Ubaldo contribuiu para o pensamento antropológico, histórico e sociológico sobre as diferentes identidades no Brasil, dos tempos coloniais ao presente – nas mesmas veredas, mas mais literárias, que Sérgio Buarque de Holanda (Raízes do Brasil, 1936) e Darcy Ribeiro (O povo brasileiro, 1995), entre outros. Das diferentes construções no livro, salta aos olhos do leitor uma identidade mestiça, plural e transcultural. De acordo com Rita Olivieri-Godet, por um lado, há a identidade “legitimante”, que corresponde ao olhar das elites e das instituições no poder ao longo de quatro séculos de história. Por outro, a identidade “resistência”, perspectiva dos atores sociais nas posições desvalorizadas pela lógica dominante. Para seus estudiosos, o principal legado é a condição intrínseca à obra ubaldiana de se rebelar contra toda e qualquer forma de colonização do pensamento, das mais evidentes e brutais às mais sutis.
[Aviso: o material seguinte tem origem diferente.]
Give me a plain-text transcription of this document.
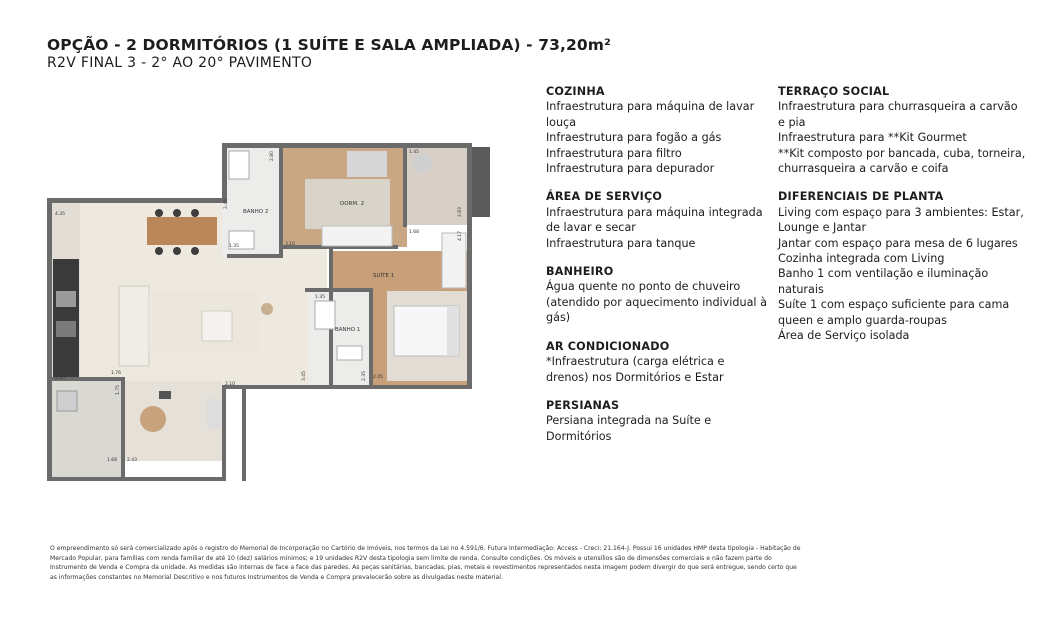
OPÇÃO - 2 DORMITÓRIOS (1 SUÍTE E SALA AMPLIADA) - 73,20m²
R2V FINAL 3 - 2° AO 20° PAVIMENTO
DORM. 2
BANHO 2
SUÍTE 1
BANHO 1
1.45
2.80
4.35
3.10
1.35
1.68	4.17
2.83
1.76
2.10
2.45
1.75
1.35
3.45	2.35 2.45
1.68 2.43
4.35
COZINHA
Infraestrutura para máquina de lavar louça
Infraestrutura para fogão a gás
Infraestrutura para filtro
Infraestrutura para depurador
ÁREA DE SERVIÇO
Infraestrutura para máquina integrada de lavar e secar
Infraestrutura para tanque
BANHEIRO
Água quente no ponto de chuveiro (atendido por aquecimento individual à gás)
AR CONDICIONADO
*Infraestrutura (carga elétrica e drenos) nos Dormitórios e Estar
PERSIANAS
Persiana integrada na Suíte e Dormitórios
TERRAÇO SOCIAL
Infraestrutura para churrasqueira a carvão e pia
Infraestrutura para **Kit Gourmet
**Kit composto por bancada, cuba, torneira, churrasqueira a carvão e coifa
DIFERENCIAIS DE PLANTA
Living com espaço para 3 ambientes: Estar, Lounge e Jantar
Jantar com espaço para mesa de 6 lugares
Cozinha integrada com Living
Banho 1 com ventilação e iluminação naturais
Suíte 1 com espaço suficiente para cama queen e amplo guarda-roupas
Área de Serviço isolada
O empreendimento só será comercializado após o registro do Memorial de Incorporação no Cartório de Imóveis, nos termos da Lei no 4.591/6. Futura Intermediação: Access - Creci: 21.164-J. Possui 16 unidades HMP desta tipologia - Habitação de Mercado Popular, para famílias com renda familiar de até 10 (dez) salários mínimos; e 19 unidades R2V desta tipologia sem limite de renda. Consulte condições. Os móveis e utensílios são de dimensões comerciais e não fazem parte do Instrumento de Venda e Compra da unidade. As medidas são internas de face a face das paredes. As peças sanitárias, bancadas, pias, metais e revestimentos representados nesta imagem podem divergir do que será entregue, sendo certo que as informações constantes no Memorial Descritivo e nos futuros Instrumentos de Venda e Compra prevalecerão sobre as divulgadas neste material.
Os especialistas dizem que João Ubaldo assumiu o papel de um escritor intelectual, nos termos do pensador palestino Edward Said, buscando retratar com pena afiada e crítica as angústias individuais e as mazelas sociais, a partir de valores universais. “A missão literária de João Ubaldo era empenhada com o povo. Como um atuante representante intelectual, ele se dedicou inteiramente à atividade literária engajada e política, uma vez que lutou contra as formas de poder com competentes práticas intelectuais, porque soube como usar as palavras e quando intervir por meio delas, pois seus romances foram concebidos como um modo de testemunhar as mazelas sociais, de legar ao seu leitor a consciência das condições de subdesenvolvimento do país ex-colonizado”, afirma a linguista Angela Antunes Conceição, autora da tese de doutorado Caminhos e trilhas do comunitarismo cultural em José Luandino Vieira (Nosso musseque) e João Ubaldo Ribeiro (Viva o povo brasileiro): uma identidade em (trans)formação, defendida na Faculdade de Filosofia, Letras e Ciências Humanas da Universidade de São Paulo (FFLCH-USP), em 2011.
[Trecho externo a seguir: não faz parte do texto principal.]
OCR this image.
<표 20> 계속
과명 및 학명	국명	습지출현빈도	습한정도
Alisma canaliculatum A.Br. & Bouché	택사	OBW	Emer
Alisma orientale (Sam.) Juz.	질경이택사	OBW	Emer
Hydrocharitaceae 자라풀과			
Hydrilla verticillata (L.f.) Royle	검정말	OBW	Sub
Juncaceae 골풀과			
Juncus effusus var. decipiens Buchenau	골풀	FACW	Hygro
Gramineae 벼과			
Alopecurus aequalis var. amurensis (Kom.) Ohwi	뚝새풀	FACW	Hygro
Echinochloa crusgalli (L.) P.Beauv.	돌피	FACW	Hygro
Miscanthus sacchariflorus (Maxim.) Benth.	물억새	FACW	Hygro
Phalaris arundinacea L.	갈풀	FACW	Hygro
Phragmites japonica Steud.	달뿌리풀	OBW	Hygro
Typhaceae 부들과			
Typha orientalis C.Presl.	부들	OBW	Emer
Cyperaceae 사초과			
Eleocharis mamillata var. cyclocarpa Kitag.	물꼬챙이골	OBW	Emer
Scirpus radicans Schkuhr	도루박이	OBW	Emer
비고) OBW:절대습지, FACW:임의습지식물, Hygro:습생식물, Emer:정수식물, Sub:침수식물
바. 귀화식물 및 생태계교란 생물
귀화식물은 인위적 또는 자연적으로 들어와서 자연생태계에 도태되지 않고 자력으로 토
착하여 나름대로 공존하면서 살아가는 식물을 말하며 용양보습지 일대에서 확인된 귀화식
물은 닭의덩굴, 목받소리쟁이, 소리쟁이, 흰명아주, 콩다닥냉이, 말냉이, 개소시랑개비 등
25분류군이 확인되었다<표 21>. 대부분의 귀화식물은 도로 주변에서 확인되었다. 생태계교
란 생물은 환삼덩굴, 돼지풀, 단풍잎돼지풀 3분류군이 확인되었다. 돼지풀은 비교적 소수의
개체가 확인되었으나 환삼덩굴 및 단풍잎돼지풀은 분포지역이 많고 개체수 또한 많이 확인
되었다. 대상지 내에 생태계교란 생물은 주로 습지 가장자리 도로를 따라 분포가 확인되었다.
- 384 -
“Sem perder de vista sua preocupação com a sociedade, o romance ubaldiano ainda inspira uma ‘vida’ à alminha do povo brasileiro, do oprimido, do marginalizado e, ao mesmo tempo, do opressor, da elite, do burguês. João Ubaldo Ribeiro capta magistralmente a alma pluralizada do Brasil”, pondera Angela. Almas brasileiras bravas, como mostram as últimas páginas do romance: “Não se sabe, nada se sabe, tudo se escolhe. Tudo se escolhe, como sabem as alminhas agora tiritando no frio infinito do cosmos, que as balança como as arraias empinadas pelos meninos de que têm saudades. Almas brasileirinhas, tão pequetitinhas que faziam pena, tão bobas que davam dó, mas decididas a voltar para lutar”.

De Itaparica para o mundo
Os livros de João Ubaldo não ficaram restritos ao Brasil. Títulos como Setembro não tem sentido (1968), Sargento Getúlio (1971), O sorriso do lagarto (1989), A casa dos budas ditosos (1999) e O albatroz azul (2009) foram traduzidos para 12 idiomas. Além de edições em inglês, francês, alemão, espanhol e italiano, suas letras reverberaram em línguas mais distantes como esloveno, finlandês, hebraico, norueguês e sueco. Ao longo de sua carreira, o escritor foi laureado com distinções como dois Jabuti (1972, por Sargento Getúlio, e 1984, por Viva o povo brasileiro) e o Prêmio Camões (2008). No exterior, venceu o prêmio Die Blaue Brillenschlange (1995) e o Anna Seghers (1994), concedido pela Academia de Artes de Berlim, na Feira do Livro de Frankfurt.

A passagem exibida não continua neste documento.